Hoey’s confidence collapsed. “It’s impo-”
“It’s because he knows I’m a reporter, a journalist.”
Hoey frowned. “Why you? I mean…”
“Exactly,” said Minogue. “He knows that I work on a programme with Mickey Fitz, the man that knocks holy statues off their pedestals.”
“But why not Fitz himself, or other hard-chaw journalists? I mean, you’re-Paul Fine, like-you’re not the ideal choice. Matter of fact,” Hoey smiled nervously now, “you’re a bit of a pussycat, aren’t you?”
“I am,” said Minogue. “I’m far from being the hit-man that Fitz is.”
“Definitely,” Hoey smiled broadly. “You’re too soft, entirely.”
“Good, Shea. Because I’m a Jew, I’m circumspect about matters religious.
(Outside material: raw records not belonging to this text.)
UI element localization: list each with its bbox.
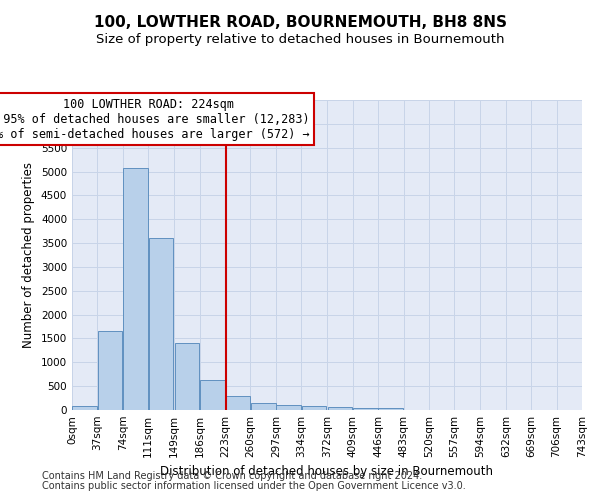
Bar — [302, 406, 326, 410]
Bar — [353, 408, 378, 410]
Bar — [123, 168, 148, 410]
Bar — [73, 406, 97, 410]
Bar — [276, 405, 301, 410]
Bar — [149, 238, 173, 410]
Text: Contains HM Land Registry data © Crown copyright and database right 2024.: Contains HM Land Registry data © Crown c… — [42, 471, 422, 481]
Bar — [251, 403, 275, 410]
Bar — [328, 407, 352, 410]
Bar — [200, 380, 225, 410]
Text: 100 LOWTHER ROAD: 224sqm
← 95% of detached houses are smaller (12,283)
4% of sem: 100 LOWTHER ROAD: 224sqm ← 95% of detach… — [0, 98, 309, 140]
Bar — [379, 408, 403, 410]
Bar — [98, 332, 122, 410]
Text: Size of property relative to detached houses in Bournemouth: Size of property relative to detached ho… — [96, 32, 504, 46]
Text: 100, LOWTHER ROAD, BOURNEMOUTH, BH8 8NS: 100, LOWTHER ROAD, BOURNEMOUTH, BH8 8NS — [94, 15, 506, 30]
Y-axis label: Number of detached properties: Number of detached properties — [22, 162, 35, 348]
Text: Contains public sector information licensed under the Open Government Licence v3: Contains public sector information licen… — [42, 481, 466, 491]
X-axis label: Distribution of detached houses by size in Bournemouth: Distribution of detached houses by size … — [161, 466, 493, 478]
Bar — [175, 343, 199, 410]
Bar — [226, 396, 250, 410]
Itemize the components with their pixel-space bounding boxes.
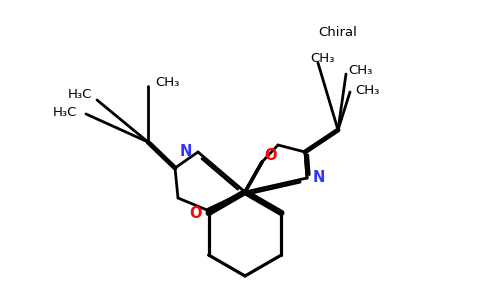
Text: Chiral: Chiral	[318, 26, 358, 38]
Text: CH₃: CH₃	[355, 83, 379, 97]
Text: H₃C: H₃C	[53, 106, 77, 118]
Text: H₃C: H₃C	[68, 88, 92, 101]
Text: O: O	[264, 148, 276, 163]
Text: O: O	[190, 206, 202, 220]
Text: N: N	[180, 145, 192, 160]
Text: CH₃: CH₃	[348, 64, 372, 76]
Text: N: N	[313, 170, 325, 185]
Text: CH₃: CH₃	[310, 52, 334, 64]
Text: CH₃: CH₃	[155, 76, 180, 88]
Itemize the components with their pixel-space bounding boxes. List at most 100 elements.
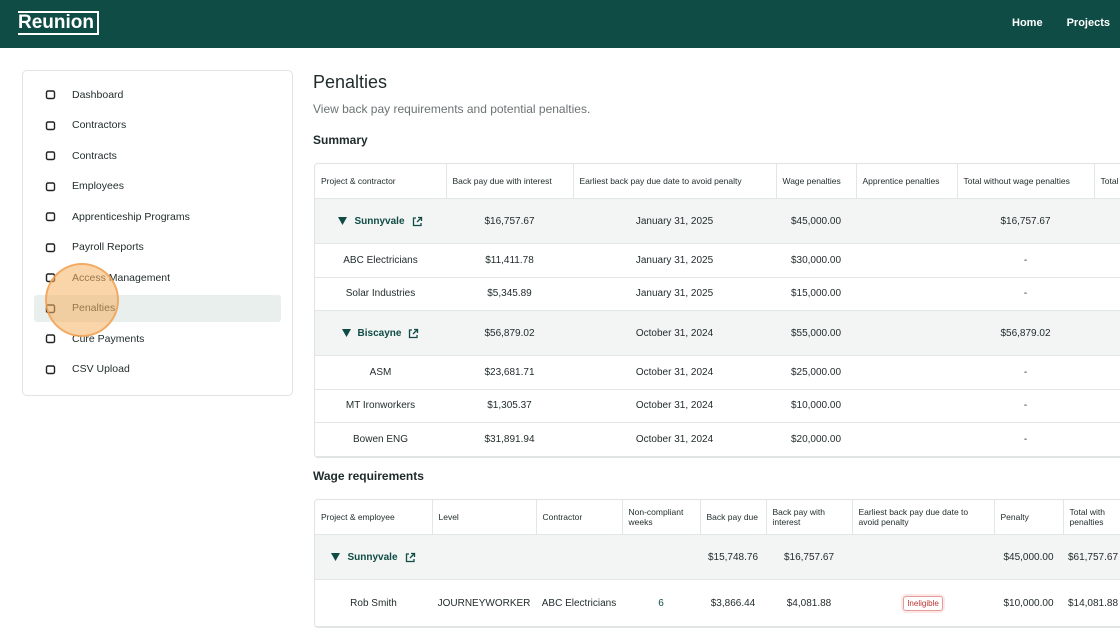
expand-icon[interactable]: [331, 553, 341, 561]
cell-text: $20,000.00: [790, 433, 842, 445]
cell: ASM: [315, 355, 446, 390]
cell: $55,000.00: [776, 310, 856, 356]
cell: Sunnyvale: [315, 534, 432, 580]
cell-text: January 31, 2025: [635, 254, 714, 266]
cell: [432, 534, 536, 580]
cell-text: $11,411.78: [485, 254, 534, 266]
row: ABC Electricians $11,411.78 January 31, 20…: [315, 243, 1120, 278]
cell: $16,757.67: [766, 534, 852, 580]
group-row: Biscayne $56,879.02 October 31, 2024 $55,00…: [315, 310, 1120, 356]
cell: $56,879.02: [957, 310, 1094, 356]
column-header: Non-compliant weeks: [622, 500, 701, 535]
cell: [1094, 277, 1120, 311]
cell-text: $16,757.67: [484, 215, 535, 227]
cell-text: $10,000.00: [1003, 597, 1054, 609]
cell: Ineligible: [852, 579, 994, 627]
column-header: Apprentice penalties: [856, 164, 958, 199]
cell-text: -: [1023, 288, 1028, 300]
cell: [1094, 389, 1120, 423]
cell: [852, 534, 994, 580]
table: Project & contractor Back pay due with in…: [315, 164, 1120, 457]
cell-text: $16,757.67: [1000, 215, 1051, 227]
cell-text: $14,081.88: [1067, 597, 1119, 609]
cell: Sunnyvale: [315, 198, 446, 244]
group-row: Sunnyvale $16,757.67 January 31, 2025 $45,0…: [315, 198, 1120, 244]
cell: -: [957, 277, 1094, 311]
cell: MT Ironworkers: [315, 389, 446, 423]
cell-text: $25,000.00: [790, 366, 842, 378]
cell-text: -: [1023, 400, 1028, 412]
row: Bowen ENG $31,891.94 October 31, 2024 $20,0…: [315, 422, 1120, 457]
table: Project & employee Level Contractor Non-com…: [315, 500, 1120, 627]
cell-text: $23,681.71: [484, 366, 535, 378]
icon: [45, 212, 56, 222]
project-link[interactable]: Biscayne: [357, 327, 402, 339]
cell: [536, 534, 622, 580]
cell-text: January 31, 2025: [635, 215, 714, 227]
external-link[interactable]: [408, 328, 419, 339]
nav-item[interactable]: Contracts: [34, 142, 281, 169]
icon: [45, 181, 56, 191]
nav-link[interactable]: Projects: [1066, 17, 1110, 29]
icon: [45, 364, 56, 374]
cell-text: October 31, 2024: [635, 433, 714, 445]
section-title: Summary: [313, 133, 368, 147]
nav-item[interactable]: CSV Upload: [34, 356, 281, 383]
column-header: Total with penalties: [1063, 500, 1120, 535]
nav-item[interactable]: Dashboard: [34, 81, 281, 108]
cell-text: JOURNEYWORKER: [437, 597, 531, 609]
nav-label: Apprenticeship Programs: [72, 210, 190, 223]
cell: $16,757.67: [446, 198, 573, 244]
nav-item[interactable]: Payroll Reports: [34, 234, 281, 261]
cell-text: $10,000.00: [790, 400, 842, 412]
cell: January 31, 2025: [573, 277, 776, 311]
nav-label: Contractors: [72, 119, 127, 131]
external-link[interactable]: [405, 552, 416, 563]
nav: Home Projects: [1012, 17, 1110, 29]
cell-text: -: [1023, 254, 1028, 266]
cell-text: $30,000.00: [790, 254, 842, 266]
nav-item[interactable]: Contractors: [34, 112, 281, 139]
nav-item[interactable]: Apprenticeship Programs: [34, 203, 281, 230]
cell: January 31, 2025: [573, 198, 776, 244]
column-header: Contractor: [536, 500, 623, 535]
row: Solar Industries $5,345.89 January 31, 202…: [315, 277, 1120, 311]
cell: October 31, 2024: [573, 389, 776, 423]
cell: October 31, 2024: [573, 310, 776, 356]
section-title: Wage requirements: [313, 469, 424, 483]
group-name: Biscayne: [319, 328, 442, 339]
column-header: Back pay due: [700, 500, 767, 535]
external-link[interactable]: [412, 216, 423, 227]
summary-table: Project & contractor Back pay due with in…: [314, 163, 1120, 458]
cell: Rob Smith: [315, 579, 432, 627]
cell: $1,305.37: [446, 389, 573, 423]
column-header: Project & employee: [315, 500, 433, 535]
cell-text[interactable]: 6: [658, 597, 664, 609]
project-link[interactable]: Sunnyvale: [354, 215, 405, 227]
group-row: Sunnyvale $15,748.76 $16,757.67 $45,000.00 $…: [315, 534, 1120, 580]
logo[interactable]: Reunion: [18, 11, 99, 35]
column-header: Back pay with interest: [766, 500, 853, 535]
expand-icon[interactable]: [338, 217, 348, 225]
icon: [45, 151, 56, 161]
group-name: Sunnyvale: [319, 552, 428, 563]
cell: -: [957, 422, 1094, 457]
expand-icon[interactable]: [341, 329, 351, 337]
cell: [1094, 310, 1120, 356]
icon: [45, 242, 56, 252]
cell: -: [957, 389, 1094, 423]
project-link[interactable]: Sunnyvale: [347, 551, 398, 563]
cell-text: $56,879.02: [484, 327, 535, 339]
cell: January 31, 2025: [573, 243, 776, 278]
nav-label: CSV Upload: [72, 363, 130, 375]
cell-text: $1,305.37: [487, 400, 532, 412]
column-header: Level: [432, 500, 537, 535]
cell-text: MT Ironworkers: [345, 400, 416, 412]
nav-link[interactable]: Home: [1012, 17, 1043, 29]
nav-item[interactable]: Employees: [34, 173, 281, 200]
header-row: Project & employee Level Contractor Non-com…: [315, 500, 1120, 535]
icon: [45, 120, 56, 130]
cell: [856, 422, 957, 457]
cell: Bowen ENG: [315, 422, 446, 457]
cell: $23,681.71: [446, 355, 573, 390]
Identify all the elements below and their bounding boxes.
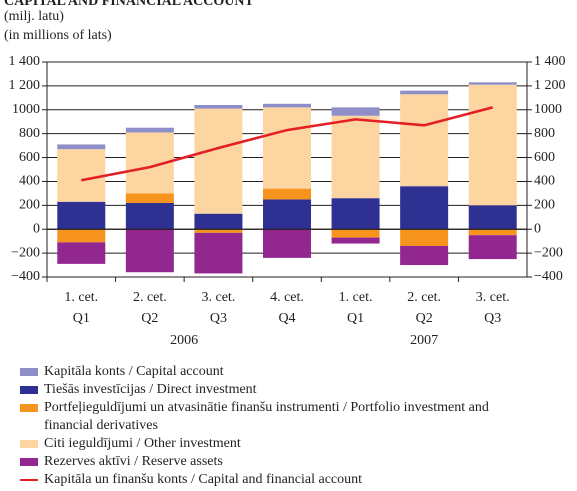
y-tick-label: 1000 xyxy=(12,102,40,117)
bar-segment xyxy=(125,202,174,230)
y-tick-label: −400 xyxy=(11,269,40,284)
x-tick-label: 2. cet. xyxy=(133,290,167,305)
legend-swatch xyxy=(20,386,38,394)
bar-segment xyxy=(331,198,380,230)
bar-segment xyxy=(468,229,517,236)
bar-segment xyxy=(57,201,106,230)
bar-segment xyxy=(194,213,243,230)
x-tick-label: Q4 xyxy=(278,311,295,326)
legend-item: Tiešās investīcijas / Direct investment xyxy=(20,381,540,399)
chart: CAPITAL AND FINANCIAL ACCOUNT (milj. lat… xyxy=(4,0,566,348)
y2-tick-label: 600 xyxy=(534,150,555,165)
bar-segment xyxy=(57,229,106,243)
bar-segment xyxy=(400,186,449,230)
legend: Kapitāla konts / Capital account Tiešās i… xyxy=(20,363,540,489)
bar-segment xyxy=(331,237,380,244)
y2-tick-label: 800 xyxy=(534,126,555,141)
bar-segment xyxy=(57,149,106,202)
y-tick-label: 1 200 xyxy=(9,78,41,93)
y2-tick-label: 1 400 xyxy=(534,54,566,69)
y2-tick-label: 1 200 xyxy=(534,78,566,93)
bar-segment xyxy=(468,205,517,230)
legend-swatch xyxy=(20,368,38,376)
x-tick-label: 1. cet. xyxy=(339,290,373,305)
x-tick-label: 4. cet. xyxy=(270,290,304,305)
bar-segment xyxy=(194,232,243,274)
bar-segment xyxy=(400,229,449,246)
legend-label: Kapitāla un finanšu konts / Capital and … xyxy=(44,472,363,487)
y2-tick-label: 400 xyxy=(534,174,555,189)
y2-tick-label: −200 xyxy=(534,245,563,260)
legend-label: Tiešās investīcijas / Direct investment xyxy=(44,382,257,397)
legend-swatch xyxy=(20,458,38,466)
x-tick-label: Q1 xyxy=(347,311,364,326)
x-tick-label: 3. cet. xyxy=(476,290,510,305)
x-tick-label: 1. cet. xyxy=(64,290,98,305)
x-tick-label: Q3 xyxy=(484,311,501,326)
bar-segment xyxy=(194,105,243,109)
legend-label: Portfeļieguldījumi un atvasinātie finanš… xyxy=(44,400,489,433)
legend-item: Kapitāla konts / Capital account xyxy=(20,363,540,381)
bar-segment xyxy=(125,193,174,203)
y-tick-label: 800 xyxy=(19,126,40,141)
bar-segment xyxy=(125,127,174,133)
legend-swatch xyxy=(20,479,38,481)
chart-title: CAPITAL AND FINANCIAL ACCOUNT xyxy=(4,0,254,9)
bar-segment xyxy=(400,245,449,266)
legend-item: Kapitāla un finanšu konts / Capital and … xyxy=(20,471,540,489)
bar-segment xyxy=(468,84,517,206)
y-tick-label: 400 xyxy=(19,174,40,189)
bar-segment xyxy=(468,235,517,260)
y2-tick-label: 1000 xyxy=(534,102,562,117)
legend-label: Citi ieguldījumi / Other investment xyxy=(44,436,241,451)
y2-tick-label: 200 xyxy=(534,198,555,213)
plot-frame xyxy=(46,61,528,278)
bar-segment xyxy=(125,229,174,273)
bar-segment xyxy=(263,188,311,200)
bar-segment xyxy=(57,144,106,150)
subtitle: (in millions of lats) xyxy=(4,28,112,43)
y-tick-label: 0 xyxy=(33,221,40,236)
bar-segment xyxy=(263,107,311,189)
x-group-label: 2007 xyxy=(410,333,438,348)
x-tick-label: Q2 xyxy=(141,311,158,326)
line xyxy=(81,106,494,182)
legend-label: Kapitāla konts / Capital account xyxy=(44,364,224,379)
bar-segment xyxy=(263,103,311,108)
legend-swatch xyxy=(20,440,38,448)
x-group-label: 2006 xyxy=(170,333,198,348)
legend-item: Portfeļieguldījumi un atvasinātie finanš… xyxy=(20,399,540,435)
bar-segment xyxy=(400,90,449,95)
legend-item: Citi ieguldījumi / Other investment xyxy=(20,435,540,453)
bar-segment xyxy=(468,82,517,85)
y-tick-label: 200 xyxy=(19,198,40,213)
y-tick-label: −200 xyxy=(11,245,40,260)
x-tick-label: 2. cet. xyxy=(407,290,441,305)
legend-label: Rezerves aktīvi / Reserve assets xyxy=(44,454,223,469)
y2-tick-label: −400 xyxy=(534,269,563,284)
x-tick-label: Q3 xyxy=(210,311,227,326)
subtitle: (milj. latu) xyxy=(4,9,64,24)
legend-item: Rezerves aktīvi / Reserve assets xyxy=(20,453,540,471)
x-tick-label: Q2 xyxy=(416,311,433,326)
bar-segment xyxy=(194,229,243,233)
x-tick-label: 3. cet. xyxy=(202,290,236,305)
bar-segment xyxy=(400,94,449,187)
y-tick-label: 1 400 xyxy=(9,54,41,69)
bar-segment xyxy=(331,107,380,116)
bar-segment xyxy=(331,115,380,199)
x-tick-label: Q1 xyxy=(73,311,90,326)
bar-segment xyxy=(263,229,311,258)
bar-segment xyxy=(194,108,243,214)
y-tick-label: 600 xyxy=(19,150,40,165)
bar-segment xyxy=(57,242,106,264)
bar-segment xyxy=(263,199,311,230)
y2-tick-label: 0 xyxy=(534,221,541,236)
legend-swatch xyxy=(20,404,38,412)
bar-segment xyxy=(331,229,380,238)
I’m not a bawler or a brawler like the homegrown quasi-Christians.”
Hoey warmed to his role again. “In actual fact you being a Jew, you probably never even heard of-”
“Exactly, Shea!” Minogue clapped his hands together. “Brian Kelly phoned me because I am a Jew!”
“But Opus Dei; they’re our crowd,” said Hoey in a slightly aggrieved tone. “And what’s to Opus Dei that makes a story out of them? I know that Kelly was a bit of a backslider but what would he have to tell Paul, I mean you?”
“Maybe a story about the hold that Opus Dei has on its members. The way they recruit members. Maybe Brian Kelly is soured on the organization.”
“But they’re Holy Joes. The worst they might do is dress up in women’s clothes and whip themselves.”
Minogue swivelled around in his chair. Eilis was now standing behind Hoey. Hoey followed Minogue’s eyes, craning his neck and twisting to look up at Eilis, who looked down at him with her more sceptical expression.
“Excuse me now if I’m interrupting your plans for your weekend,” she said to Hoey. She turned to Minogue. “DC Tynan would want to be talking to you.”
Minogue listened to Tynan’s brief message.
“Half-past seven? I should pick you up, so. Are you sure I need to be there?”
He thought he heard Tynan snort faintly. “Unless you’re planning to react in some untoward way to the presence of His Eminence,” said Tynan.
“Jimmy Kilmartin, I was thinking…?”
“The Archbishop asked for you by name. He knew you were in charge of the case. Tell James, by all means, but it’s you that His Eminence wants to see, as much as myself.”
Minogue wondered if Kathleen would believe him when he got around to telling her. She might regard it as a conversion. He turned back to Hoey.